The aim of the present study was to investigate whether direct activation of protein kinase C (PKC) in the spinal cord could change brain activation using a functional magnetic resonance imaging (fMRI) analysis in mice that lack the PKCgamma gene. The activation of spinal PKC by intrathecal (i.t.) injection with phorbol 12,13-dibutyrate (PDBu), a specific PKC activator, caused a time-dependent decrease in paw-withdrawal latency to the heat thermal stimulus. In contrast, i.t. injection of PDBu failed to cause thermal hyperalgesia in mice which lacked the PKCgamma gene. We found that the i.t. injection with PDBu caused a remarkable increase in the activity of several brain regions in wild-type mice compared with vehicle injection.
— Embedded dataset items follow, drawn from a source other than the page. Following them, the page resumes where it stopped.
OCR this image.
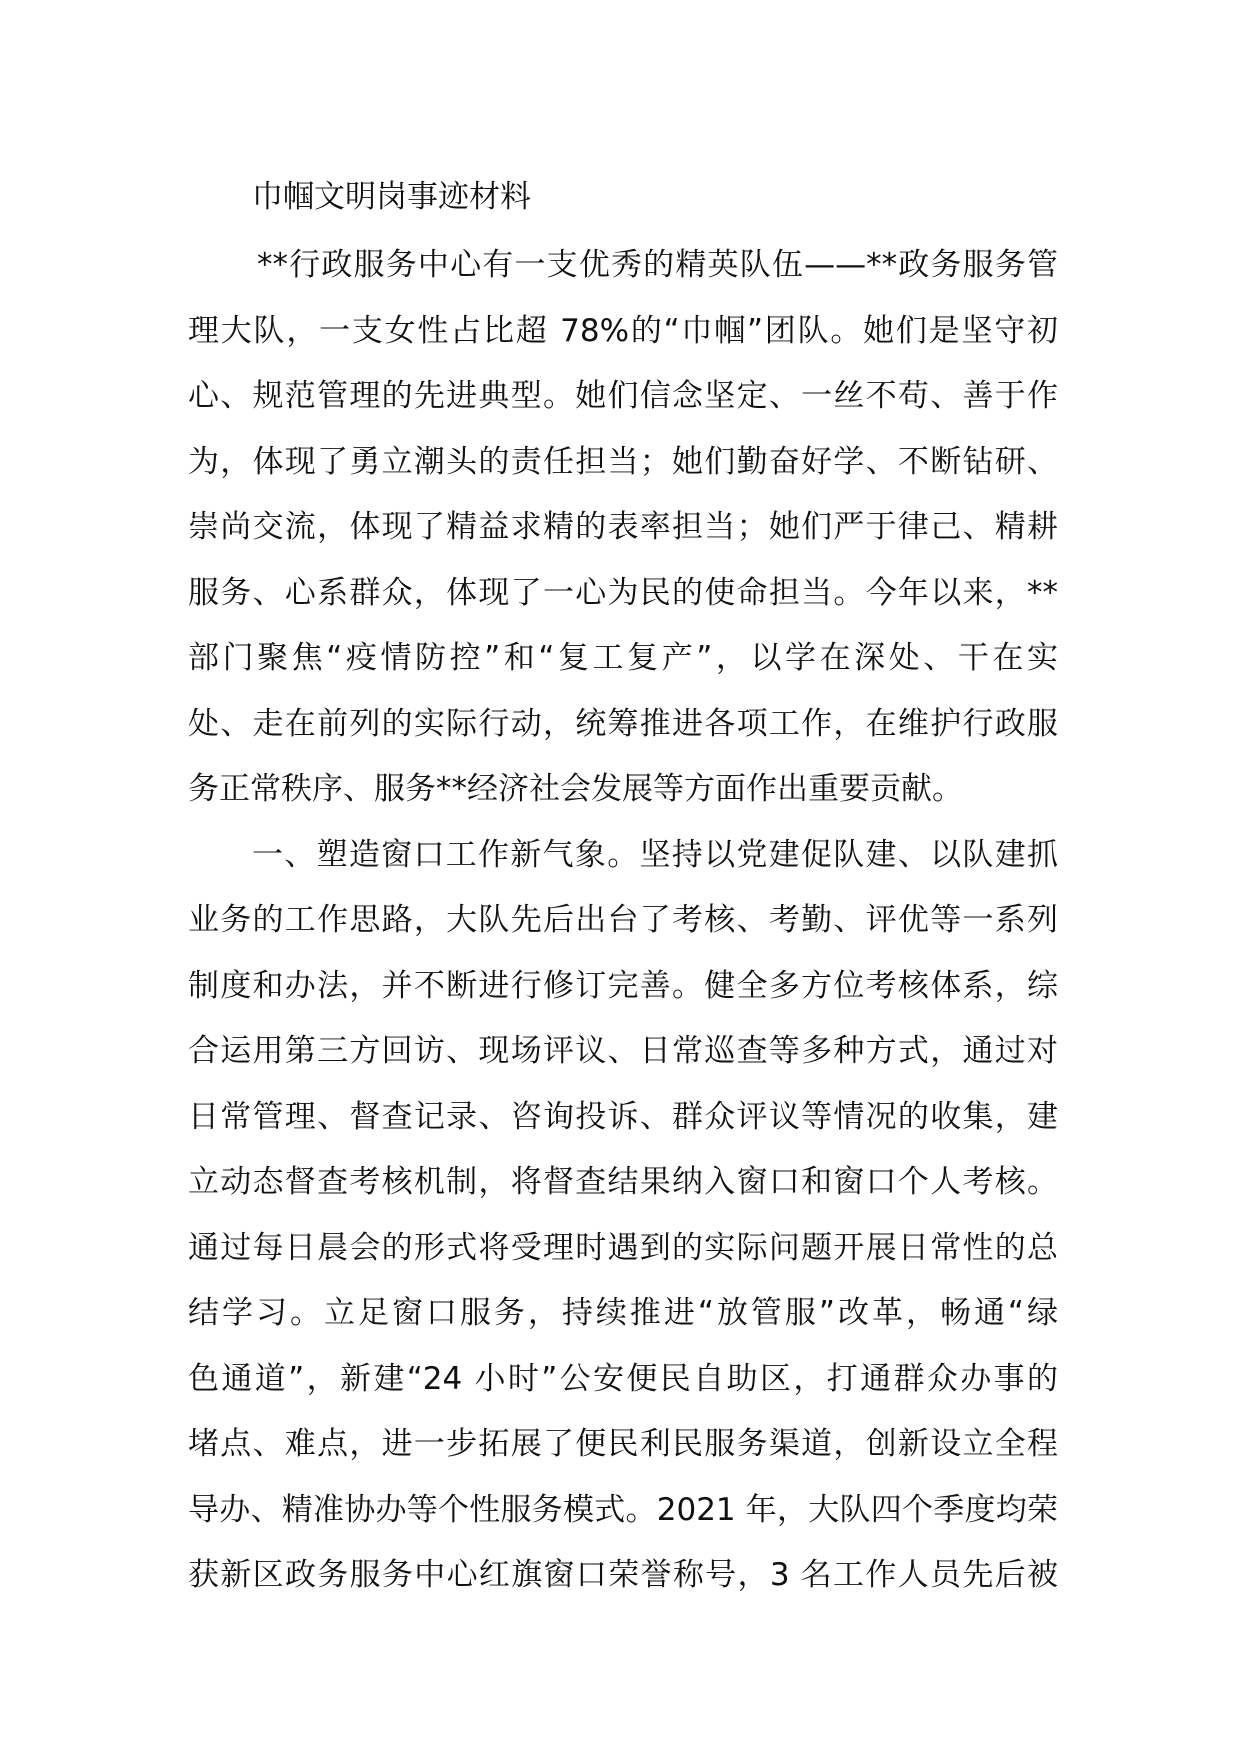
巾帼文明岗事迹材料
**行政服务中心有一支优秀的精英队伍——**政务服务管
理大队，一支女性占比超 78%的“巾帼”团队。她们是坚守初
心、规范管理的先进典型。她们信念坚定、一丝不苟、善于作
为，体现了勇立潮头的责任担当；她们勤奋好学、不断钻研、
崇尚交流，体现了精益求精的表率担当；她们严于律己、精耕
服务、心系群众，体现了一心为民的使命担当。今年以来，**
部门聚焦“疫情防控”和“复工复产”，以学在深处、干在实
处、走在前列的实际行动，统筹推进各项工作，在维护行政服
务正常秩序、服务**经济社会发展等方面作出重要贡献。
一、塑造窗口工作新气象。坚持以党建促队建、以队建抓
业务的工作思路，大队先后出台了考核、考勤、评优等一系列
制度和办法，并不断进行修订完善。健全多方位考核体系，综
合运用第三方回访、现场评议、日常巡查等多种方式，通过对
日常管理、督查记录、咨询投诉、群众评议等情况的收集，建
立动态督查考核机制，将督查结果纳入窗口和窗口个人考核。
通过每日晨会的形式将受理时遇到的实际问题开展日常性的总
结学习。立足窗口服务，持续推进“放管服”改革，畅通“绿
色通道”，新建“24 小时”公安便民自助区，打通群众办事的
堵点、难点，进一步拓展了便民利民服务渠道，创新设立全程
导办、精准协办等个性服务模式。2021 年，大队四个季度均荣
获新区政务服务中心红旗窗口荣誉称号，3 名工作人员先后被
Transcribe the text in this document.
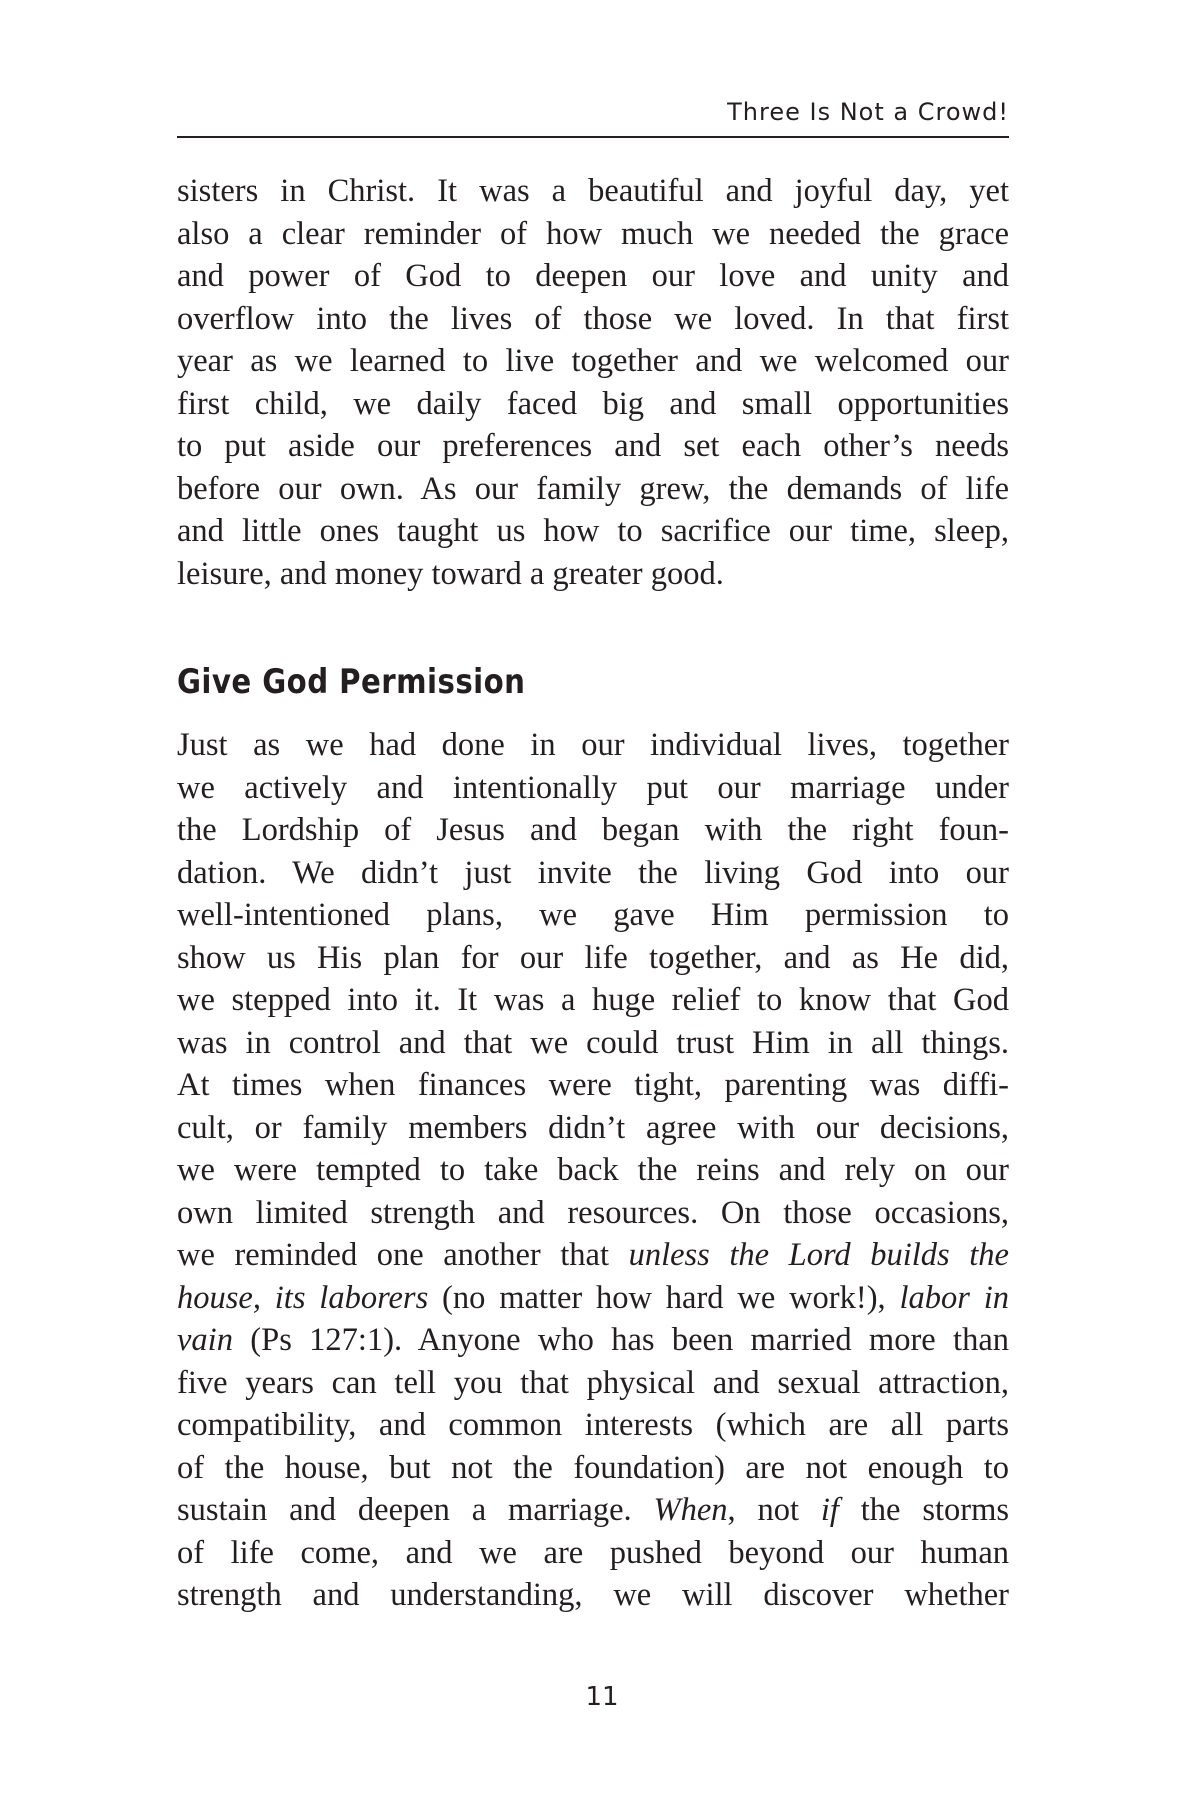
Three Is Not a Crowd!
sisters in Christ. It was a beautiful and joyful day, yet
also a clear reminder of how much we needed the grace
and power of God to deepen our love and unity and
overflow into the lives of those we loved. In that first
year as we learned to live together and we welcomed our
first child, we daily faced big and small opportunities
to put aside our preferences and set each other’s needs
before our own. As our family grew, the demands of life
and little ones taught us how to sacrifice our time, sleep,
leisure, and money toward a greater good.
Give God Permission
Just as we had done in our individual lives, together
we actively and intentionally put our marriage under
the Lordship of Jesus and began with the right foun-
dation. We didn’t just invite the living God into our
well-intentioned plans, we gave Him permission to
show us His plan for our life together, and as He did,
we stepped into it. It was a huge relief to know that God
was in control and that we could trust Him in all things.
At times when finances were tight, parenting was diffi-
cult, or family members didn’t agree with our decisions,
we were tempted to take back the reins and rely on our
own limited strength and resources. On those occasions,
we reminded one another that unless the Lord builds the
house, its laborers (no matter how hard we work!), labor in
vain (Ps 127:1). Anyone who has been married more than
five years can tell you that physical and sexual attraction,
compatibility, and common interests (which are all parts
of the house, but not the foundation) are not enough to
sustain and deepen a marriage. When, not if the storms
of life come, and we are pushed beyond our human
strength and understanding, we will discover whether
11
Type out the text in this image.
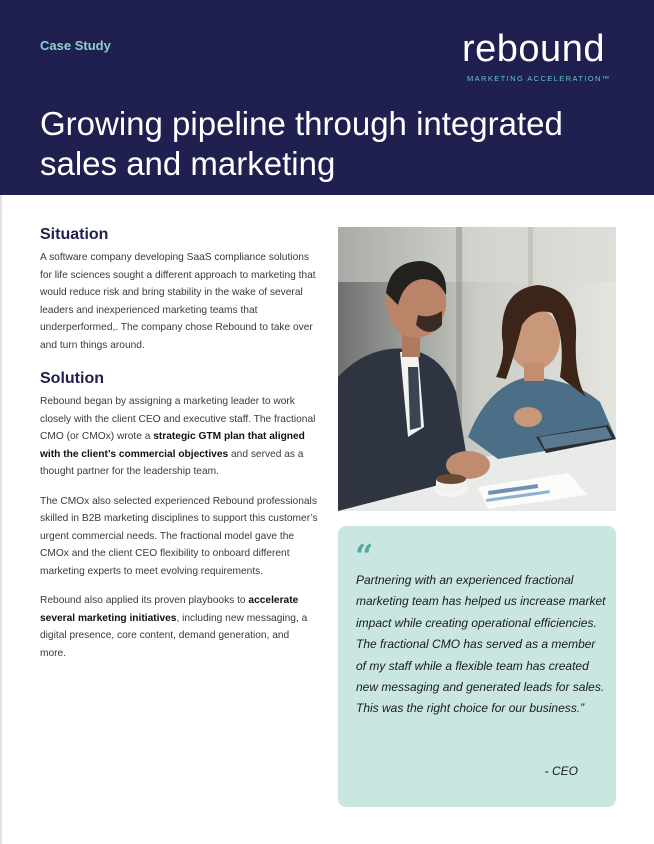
Case Study	rebound
MARKETING ACCELERATION™
Growing pipeline through integrated sales and marketing
Situation

A software company developing SaaS compliance solutions for life sciences sought a different approach to marketing that would reduce risk and bring stability in the wake of several leaders and inexperienced marketing teams that underperformed,. The company chose Rebound to take over and turn things around.

Solution

Rebound began by assigning a marketing leader to work closely with the client CEO and executive staff. The fractional CMO (or CMOx) wrote a strategic GTM plan that aligned with the client’s commercial objectives and served as a thought partner for the leadership team.

The CMOx also selected experienced Rebound professionals skilled in B2B marketing disciplines to support this customer’s urgent commercial needs. The fractional model gave the CMOx and the client CEO flexibility to onboard different marketing experts to meet evolving requirements.

Rebound also applied its proven playbooks to accelerate several marketing initiatives, including new messaging, a digital presence, core content, demand generation, and more.

“

Partnering with an experienced fractional marketing team has helped us increase market impact while creating operational efficiencies. The fractional CMO has served as a member of my staff while a flexible team has created new messaging and generated leads for sales. This was the right choice for our business.”

- CEO
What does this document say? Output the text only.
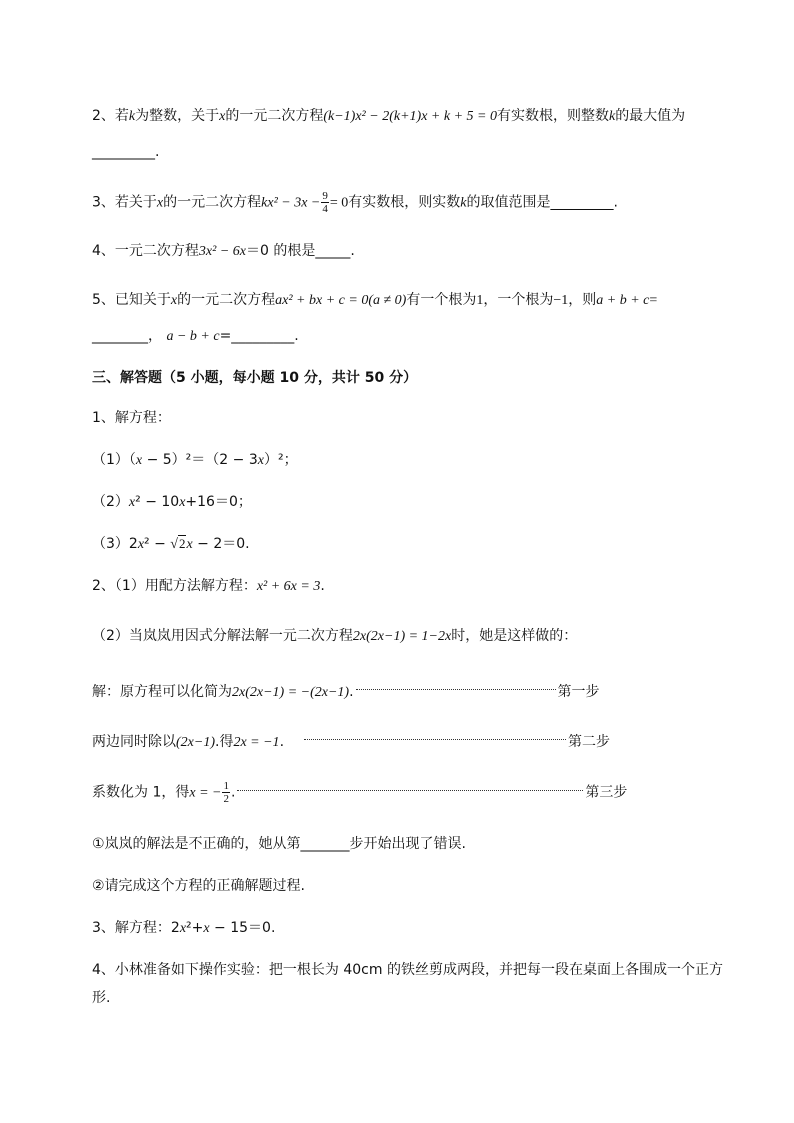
2、若k为整数，关于x的一元二次方程(k−1)x² − 2(k+1)x + k + 5 = 0有实数根，则整数k的最大值为
_________.
3、若关于x的一元二次方程$kx^2 - 3x - \frac{9}{4} = 0$有实数根，则实数k的取值范围是_________.
4、一元二次方程3x² − 6x＝0 的根是_____.
5、已知关于x的一元二次方程ax² + bx + c = 0(a ≠ 0)有一个根为1，一个根为−1，则a + b + c=
________， a − b + c=_________.
三、解答题（5 小题，每小题 10 分，共计 50 分）
1、解方程：
（1）（x − 5）²＝（2 − 3x）²；
（2）x² − 10x+16＝0；
（3）2x² − √2x − 2＝0.
2、（1）用配方法解方程：x² + 6x = 3.
（2）当岚岚用因式分解法解一元二次方程2x(2x−1) = 1−2x时，她是这样做的：
解：原方程可以化简为2x(2x−1) = −(2x−1).	第一步
两边同时除以(2x−1).得2x = −1.	第二步
系数化为 1，得x = − $\frac{1}{2}$ .	第三步
①岚岚的解法是不正确的，她从第_______步开始出现了错误.
②请完成这个方程的正确解题过程.
3、解方程：2x²+x − 15＝0.
4、小林准备如下操作实验：把一根长为 40cm 的铁丝剪成两段，并把每一段在桌面上各围成一个正方
形.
In the somatosensory cortex and lateral and medial thalamus, i.t. injection of PDBu produced a dramatic and time-dependent increase in signal intensity at 1-6h after i.t. PDBu injection. In contrast, i.t. injection of PDBu produced a delayed but significant increase in signal intensity at 3-6h in the cingulate cortex, at 4-6h in the nucleus accumbens and at 3-6h in the ventral tegmental area. In addition, all effects of PDBu were abolished in mice that lacked the PKCgamma gene. These results suggest that the activation of spinal PKCgamma associated with the activation of ascending pain transmission may be an important factor in chronic pain-like hyperalgesia with changes in emotionality.